Local TV advertising remains a significant component of U.S. ad spending, even as digital and streaming channels draw an increasing share of budgets. The structure of the local marketplace - geographically defined markets, station-level negotiations, and transactions that depend on market-level audience data - creates requirements that national or digital measurement frameworks do not automatically satisfy.
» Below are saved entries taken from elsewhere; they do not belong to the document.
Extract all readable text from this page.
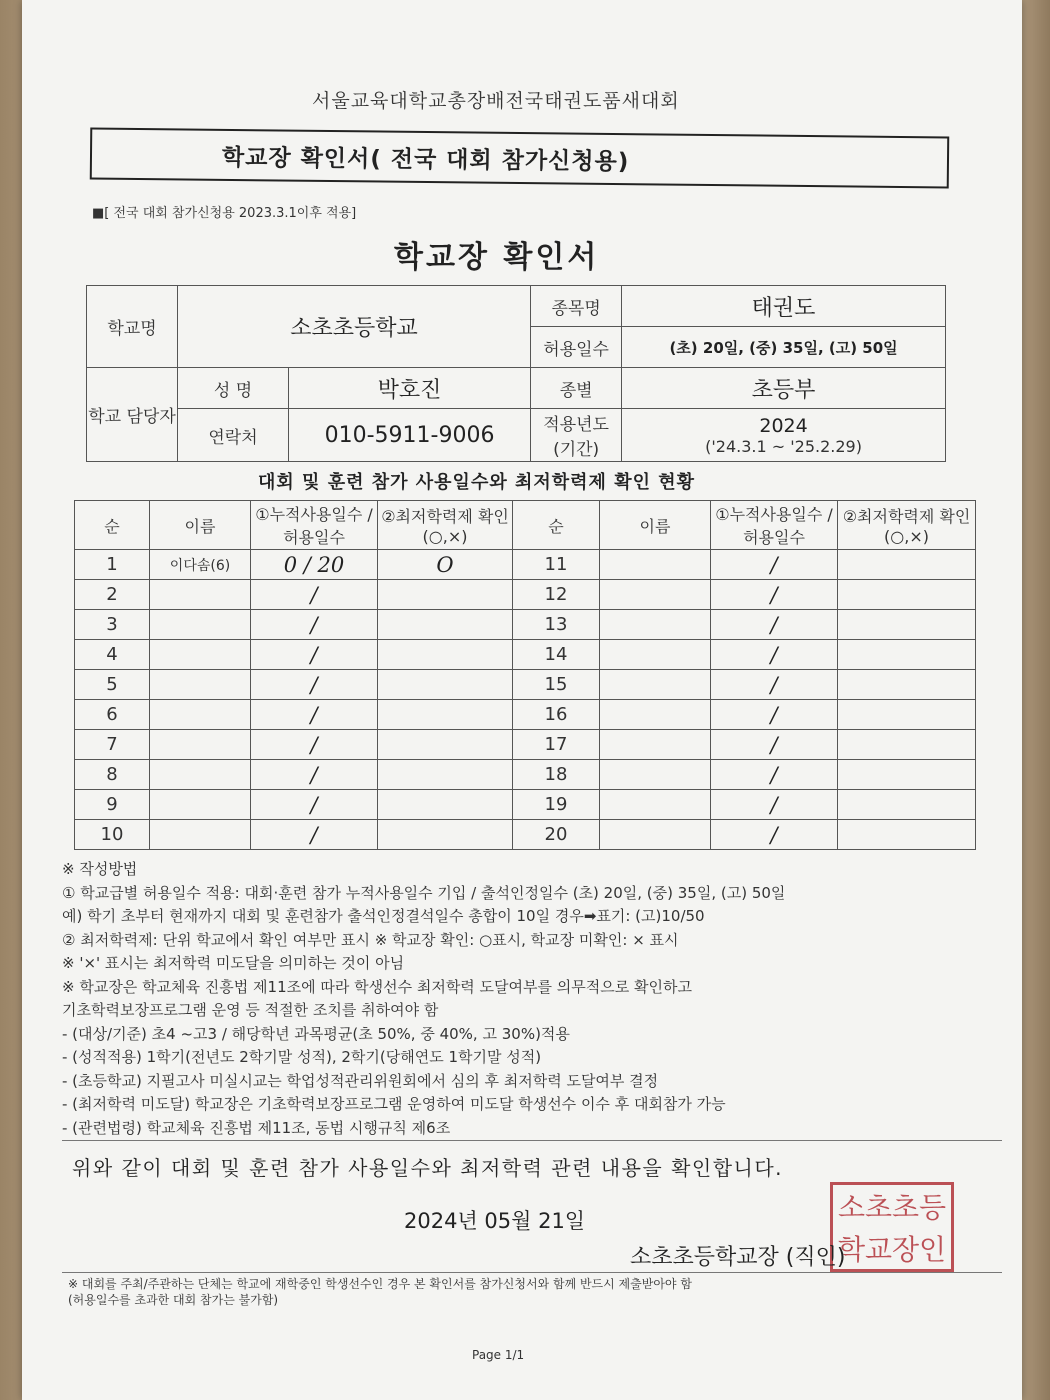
서울교육대학교총장배전국태권도품새대회
학교장 확인서( 전국 대회 참가신청용)
■[ 전국 대회 참가신청용 2023.3.1이후 적용]
학교장 확인서
학교명	소초초등학교		종목명	태권도
			허용일수	(초) 20일, (중) 35일, (고) 50일
학교 담당자	성 명	박호진	종별	초등부
	연락처	010-5911-9006	적용년도 (기간)	2024
('24.3.1 ~ '25.2.29)
대회 및 훈련 참가 사용일수와 최저학력제 확인 현황
순	이름	①누적사용일수 /허용일수	②최저학력제 확인(○,×)	순	이름	①누적사용일수 /허용일수	②최저학력제 확인(○,×)
1	이다솜(6)	0 / 20	O	11		/	
2		/		12		/	
3		/		13		/	
4		/		14		/	
5		/		15		/	
6		/		16		/	
7		/		17		/	
8		/		18		/	
9		/		19		/	
10		/		20		/	
※ 작성방법
① 학교급별 허용일수 적용: 대회·훈련 참가 누적사용일수 기입 / 출석인정일수 (초) 20일, (중) 35일, (고) 50일
예) 학기 초부터 현재까지 대회 및 훈련참가 출석인정결석일수 총합이 10일 경우➡표기: (고)10/50
② 최저학력제: 단위 학교에서 확인 여부만 표시 ※ 학교장 확인: ○표시, 학교장 미확인: × 표시
※ '×' 표시는 최저학력 미도달을 의미하는 것이 아님
※ 학교장은 학교체육 진흥법 제11조에 따라 학생선수 최저학력 도달여부를 의무적으로 확인하고
기초학력보장프로그램 운영 등 적절한 조치를 취하여야 함
- (대상/기준) 초4 ~고3 / 해당학년 과목평균(초 50%, 중 40%, 고 30%)적용
- (성적적용) 1학기(전년도 2학기말 성적), 2학기(당해연도 1학기말 성적)
- (초등학교) 지필고사 미실시교는 학업성적관리위원회에서 심의 후 최저학력 도달여부 결정
- (최저학력 미도달) 학교장은 기초학력보장프로그램 운영하여 미도달 학생선수 이수 후 대회참가 가능
- (관련법령) 학교체육 진흥법 제11조, 동법 시행규칙 제6조
위와 같이 대회 및 훈련 참가 사용일수와 최저학력 관련 내용을 확인합니다.
2024년 05월 21일	소
초
초
등
학
교
장
인
소초초등학교장 (직인)
※ 대회를 주최/주관하는 단체는 학교에 재학중인 학생선수인 경우 본 확인서를 참가신청서와 함께 반드시 제출받아야 함
(허용일수를 초과한 대회 참가는 불가함)
Page 1/1
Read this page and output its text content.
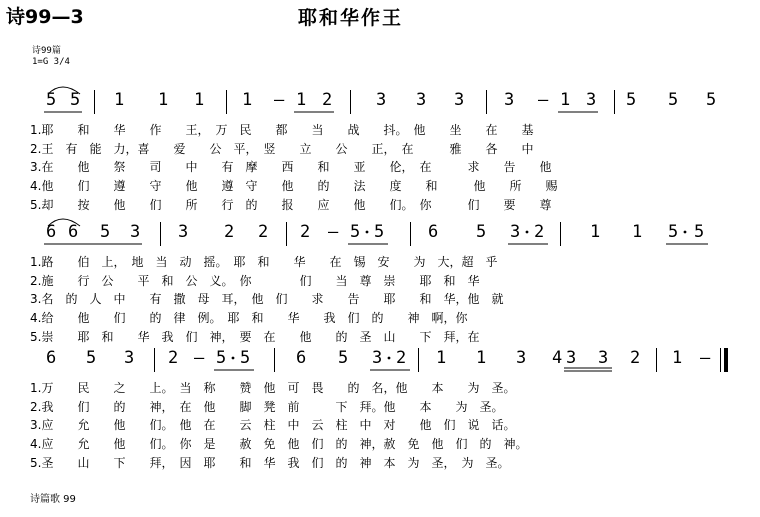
诗99—3	耶和华作王
诗99篇
1=G 3/4
5 5 1 1 1 1 – 1 2	3 3 3 3 – 1 3 5 5 5
1.耶　　和　　华　　作　　王，　万　民　　都　　当　　战　　抖。　他　　坐　　在　　基
2.王　有　能　力，喜　　爱　　公　平，　竖　　立　　公　　正，　在　　　雅　　各　　中
3.在　　他　　祭　　司　　中　　有　摩　　西　　和　　亚　　伦，　在　　　求　　告　　他
4.他　　们　　遵　　守　　他　　遵　守　　他　　的　　法　　度　　和　　　他　　所　　赐
5.却　　按　　他　　们　　所　　行　的　　报　　应　　他　　们。　你　　　们　　要　　尊
6 6 5 3 3 2 2 2 – 5 5	6 5 3 2	1 1 5 5
1.路　　伯　上，　地　当　动　摇。　耶　和　　华　　在　锡　安　　为　大，超　乎
2.施　　行　公　　平　和　公　义。　你　　　　们　　当　尊　崇　　耶　和　华
3.名　的　人　中　　有　撒　母　耳，　他　们　　求　　告　　耶　　和　华，他　就
4.给　　他　　们　　的　律　例。　耶　和　　华　　我　们　的　　神　啊，你
5.崇　　耶　和　　华　我　们　神，　要　在　　他　　的　圣　山　　下　拜，在
6 5 3 2 – 5 5	6 5 3 2 1 1 3 4 3 3 2 1 –
1.万　　民　　之　　上。　当　称　　赞　他　可　畏　　的　名，他　　本　　为　圣。
2.我　　们　　的　　神，　在　他　　脚　凳　前　　　下　拜。他　　本　　为　圣。
3.应　　允　　他　　们。　他　在　　云　柱　中　云　柱　中　对　　他　们　说　话。
4.应　　允　　他　　们。　你　是　　赦　免　他　们　的　神，赦　免　他　们　的　神。
5.圣　　山　　下　　拜，　因　耶　　和　华　我　们　的　神　本　为　圣，　为　圣。
诗篇歌 99
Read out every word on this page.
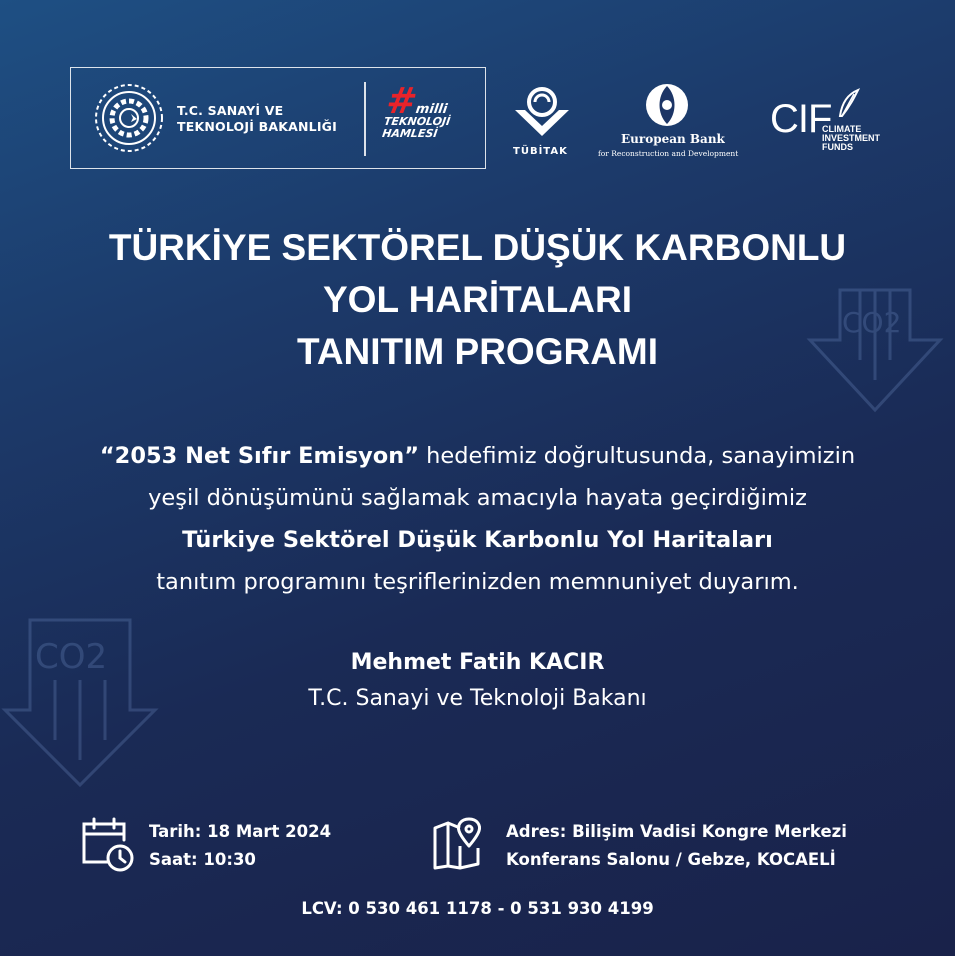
CO2
CO2
T.C. SANAYİ VE
TEKNOLOJİ BAKANLIĞI
#milli
TEKNOLOJİ
HAMLESİ
TÜBİTAK
European Bank
for Reconstruction and Development
CIF
CLIMATE
INVESTMENT
FUNDS
TÜRKİYE SEKTÖREL DÜŞÜK KARBONLU
YOL HARİTALARI
TANITIM PROGRAMI
“2053 Net Sıfır Emisyon” hedefimiz doğrultusunda, sanayimizin
yeşil dönüşümünü sağlamak amacıyla hayata geçirdiğimiz
Türkiye Sektörel Düşük Karbonlu Yol Haritaları
tanıtım programını teşriflerinizden memnuniyet duyarım.
Mehmet Fatih KACIR
T.C. Sanayi ve Teknoloji Bakanı
Tarih: 18 Mart 2024
Saat: 10:30
Adres: Bilişim Vadisi Kongre Merkezi
Konferans Salonu / Gebze, KOCAELİ
LCV: 0 530 461 1178 - 0 531 930 4199
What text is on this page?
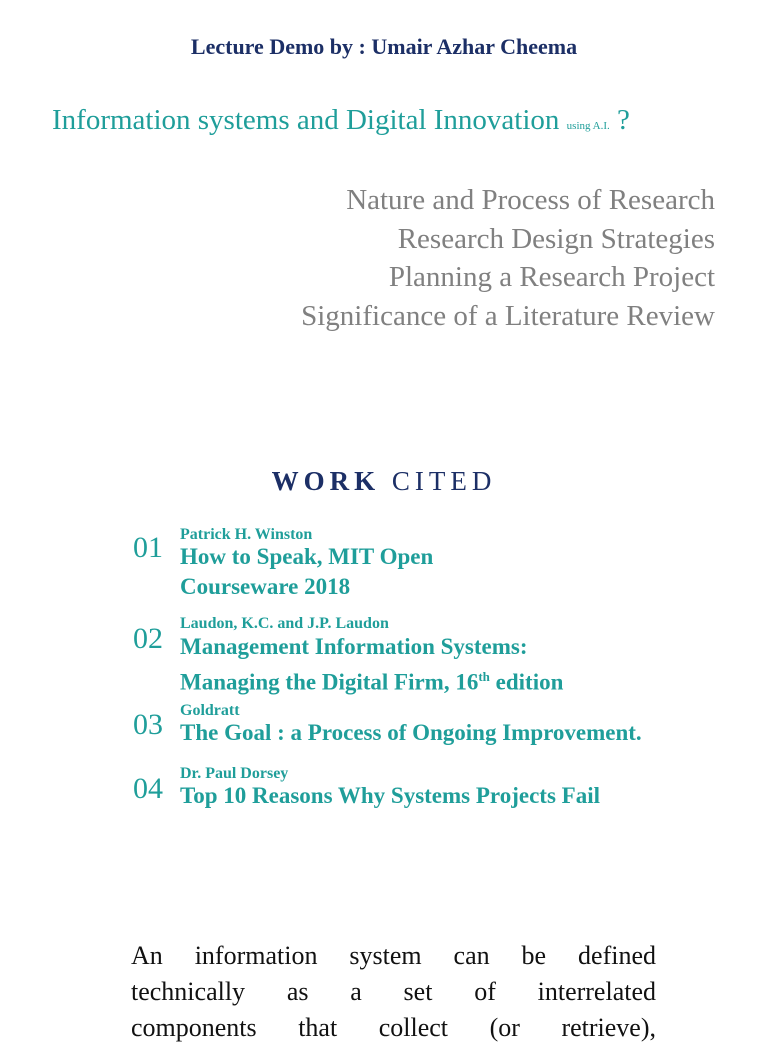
Lecture Demo by : Umair Azhar Cheema
Information systems and Digital Innovation using A.I. ?
Nature and Process of Research
Research Design Strategies
Planning a Research Project
Significance of a Literature Review
WORK CITED
01 Patrick H. Winston
How to Speak, MIT Open
Courseware 2018
02 Laudon, K.C. and J.P. Laudon
Management Information Systems:
Managing the Digital Firm, 16th edition
03 Goldratt
The Goal : a Process of Ongoing Improvement.
04 Dr. Paul Dorsey
Top 10 Reasons Why Systems Projects Fail
An information system can be defined
technically as a set of interrelated
components that collect (or retrieve),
The CIMM and TVB guidelines, released today, represent the industry's attempt to make those requirements explicit and to give both buyers and sellers a common language for evaluating whether any given measurement solution actually meets them.
Timeline
- January 15, 2026 - CIMM and WFA announce cross-media measurement research study examining European standards fragmentation; PPC Land coverage
- January 22, 2026 - CIMM releases economics study finding that U.S. TV measurement basic currency services require $135-$140 million annually to support; PPC Land coverage
- February 3, 2026 - CIMM selects six startups for its inaugural Startup Program focused on advancing TV and video advertising measurement; PPC Land coverage
- February 28, 2026 - FreeWheel publishes analysis of IP address accuracy in CTV targeting, drawing on CIMM/Go Addressable research finding 13% postal accuracy; PPC Land coverage
- March 5, 2026 - CIMM and 4As release The Paradox of Plenty study of 197 marketers showing measurement confidence gaps; PPC Land coverage
- April 15, 2026 - Viant Technology announces $40 million acquisition of TVision Insights, gaining panel-based TV attention data; PPC Land coverage
- April 21, 2026 - Comscore announces agreements with more than 15 broadcast clients for local measurement products; PPC Land coverage
- May 4, 2026 - CIMM and TVB release Guidelines for Local TV/Video Currency Measurement and companion Buyer's Guide
Summary
Who: The Coalition for Innovative Media Measurement (CIMM), a nonpartisan pan-industry coalition and subsidiary of the Advertising Research Foundation, and TVB, the not-for-profit trade association representing America's local broadcast television industry.
What: The release of two complementary documents - Guidelines for Local TV/Video Currency Measurement, a framework built around three principles (Inclusive, Transactable, and Transparent Measurement), and a companion Buyer's Guide containing due diligence questions and a three-tier scoring system (Ready now, Partial, Roadmap) for evaluating measurement providers.
When: May 4, 2026, announced from New York.
Where: The guidelines target the U.S. local TV and video advertising marketplace, covering all U.S. television markets and addressing measurement across broadcast, cable, satellite, vMVPD, OTT, and mobile access paths.
Why: Local TV and video transactions require geographic precision, multi-platform measurement, and market-level consistency that national and digital measurement frameworks do not fully address. The guidelines aim to provide a shared reference point for evaluating whether any measurement solution is fit for use in local currency transactions, at a moment when multiple providers are competing to serve the local market under varying levels of capability and methodological disclosure.